Marriage & Divorce as They Impact Mortality
While divorce may be the best thing for many couples, staying married for a long time is very good for your health.
An intriguing study calculated the mortality rates of people based upon marital status, timing and length of time married or divorced. The results for men and women are different in some interesting ways. The study “Marital Trajectories and Mortality among US Adults” was authored by Matthew E. Dupre, Audrey N. Beck and Sarah O. Meadows, and reported in the American Journal of Epidemiology.
Women who are currently divorced have about twice the hazard ratio for all-cause mortality than married women. Widows have 1.6 times the hazard risk. Women who marry between the ages of 19 and 25 have the lowest all-cause mortality risk. Getting married before the age of 19 increases their mortality risk by 38%. Women who are married 40 years reduce their mortality risk to almost one-third that of women married for 20 years or less. During the first four years or divorce, divorced women have 60% greater mortality risk than those not divorced, but that increased risk disappears after they have been divorced for 10 years.

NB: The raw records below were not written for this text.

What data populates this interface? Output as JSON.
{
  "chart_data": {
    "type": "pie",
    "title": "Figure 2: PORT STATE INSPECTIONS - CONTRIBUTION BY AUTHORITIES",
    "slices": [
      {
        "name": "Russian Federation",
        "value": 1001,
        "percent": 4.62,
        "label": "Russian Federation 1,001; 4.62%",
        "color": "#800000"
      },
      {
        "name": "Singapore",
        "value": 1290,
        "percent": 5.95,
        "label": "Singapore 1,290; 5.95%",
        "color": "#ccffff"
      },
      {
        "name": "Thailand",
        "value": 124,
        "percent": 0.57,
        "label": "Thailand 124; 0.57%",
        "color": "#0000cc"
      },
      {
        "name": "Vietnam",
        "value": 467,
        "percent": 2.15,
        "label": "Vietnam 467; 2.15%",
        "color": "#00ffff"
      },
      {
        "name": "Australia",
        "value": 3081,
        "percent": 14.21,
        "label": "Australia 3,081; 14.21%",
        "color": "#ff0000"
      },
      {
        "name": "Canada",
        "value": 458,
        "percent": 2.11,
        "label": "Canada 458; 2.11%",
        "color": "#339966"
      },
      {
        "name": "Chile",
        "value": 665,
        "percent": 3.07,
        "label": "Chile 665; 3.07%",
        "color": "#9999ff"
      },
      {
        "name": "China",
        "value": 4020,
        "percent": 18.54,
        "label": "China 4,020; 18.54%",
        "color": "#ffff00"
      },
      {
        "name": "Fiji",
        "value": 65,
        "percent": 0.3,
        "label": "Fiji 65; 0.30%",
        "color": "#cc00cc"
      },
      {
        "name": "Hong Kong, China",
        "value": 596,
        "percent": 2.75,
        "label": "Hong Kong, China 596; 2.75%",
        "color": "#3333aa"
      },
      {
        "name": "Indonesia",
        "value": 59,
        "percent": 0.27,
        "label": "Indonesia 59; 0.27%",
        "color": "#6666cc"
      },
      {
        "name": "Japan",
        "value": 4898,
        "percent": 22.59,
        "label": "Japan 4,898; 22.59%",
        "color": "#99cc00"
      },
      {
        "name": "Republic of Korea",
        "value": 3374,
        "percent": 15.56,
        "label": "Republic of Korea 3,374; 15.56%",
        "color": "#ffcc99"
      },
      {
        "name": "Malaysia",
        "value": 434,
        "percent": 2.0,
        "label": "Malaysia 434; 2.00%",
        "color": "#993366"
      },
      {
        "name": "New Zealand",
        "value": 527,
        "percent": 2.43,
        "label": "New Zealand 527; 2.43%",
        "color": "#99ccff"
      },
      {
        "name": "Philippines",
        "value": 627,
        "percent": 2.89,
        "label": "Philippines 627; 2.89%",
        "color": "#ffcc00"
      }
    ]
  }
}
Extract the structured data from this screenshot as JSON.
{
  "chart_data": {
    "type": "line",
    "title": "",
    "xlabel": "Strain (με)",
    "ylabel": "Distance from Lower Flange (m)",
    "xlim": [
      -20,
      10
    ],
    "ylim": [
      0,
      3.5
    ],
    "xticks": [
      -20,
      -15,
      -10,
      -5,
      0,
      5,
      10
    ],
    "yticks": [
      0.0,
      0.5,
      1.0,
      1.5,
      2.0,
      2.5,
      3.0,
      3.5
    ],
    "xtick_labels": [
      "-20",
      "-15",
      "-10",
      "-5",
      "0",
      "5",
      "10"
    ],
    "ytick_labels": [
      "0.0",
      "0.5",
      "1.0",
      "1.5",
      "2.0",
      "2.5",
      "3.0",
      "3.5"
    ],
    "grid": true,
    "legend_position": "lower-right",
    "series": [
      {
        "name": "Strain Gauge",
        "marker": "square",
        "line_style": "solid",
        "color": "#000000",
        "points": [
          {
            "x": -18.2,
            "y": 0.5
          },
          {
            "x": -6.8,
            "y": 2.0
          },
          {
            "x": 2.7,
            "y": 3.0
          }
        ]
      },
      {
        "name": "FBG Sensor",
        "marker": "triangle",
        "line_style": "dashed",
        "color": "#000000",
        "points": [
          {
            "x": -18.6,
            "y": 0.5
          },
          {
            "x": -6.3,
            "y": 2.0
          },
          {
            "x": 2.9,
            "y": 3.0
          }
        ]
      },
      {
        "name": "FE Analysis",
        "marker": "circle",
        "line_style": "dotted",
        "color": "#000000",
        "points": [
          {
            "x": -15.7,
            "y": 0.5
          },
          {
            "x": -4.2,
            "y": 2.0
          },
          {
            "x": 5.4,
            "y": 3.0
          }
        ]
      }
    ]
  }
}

Men who are currently divorced have almost 2.4 times the all-cause mortality hazard ratio than married men – significantly greater than divorced women. Widowers have 1.6 times the hazard risk, about the same as women. Men who marry at 26 years and older have the lowest mortality risk. Getting married before the age of 19 increases their mortality risk by 56%. Men who are married 40 years reduce their mortality risk down to about 40% of men married for 20 years or less. During the first four year of divorce, divorced men have only 25% greater mortality risk than those not divorced, but, unlike women, they continue to have a 20% greater mortality risk even after they have been divorced for 10 years.
The advice to women is to get married between 19 and 25 years old and stay married for more than 40 years. If you do get divorced, it will be more dangerous for the first 4 years, but the mortality risk will eventually even out after ten years.
The advice for men is to wait until you are 26 to get married and stay married. But if you get divorced know that your mortality risk will always be at least 20% higher than if you had stayed married.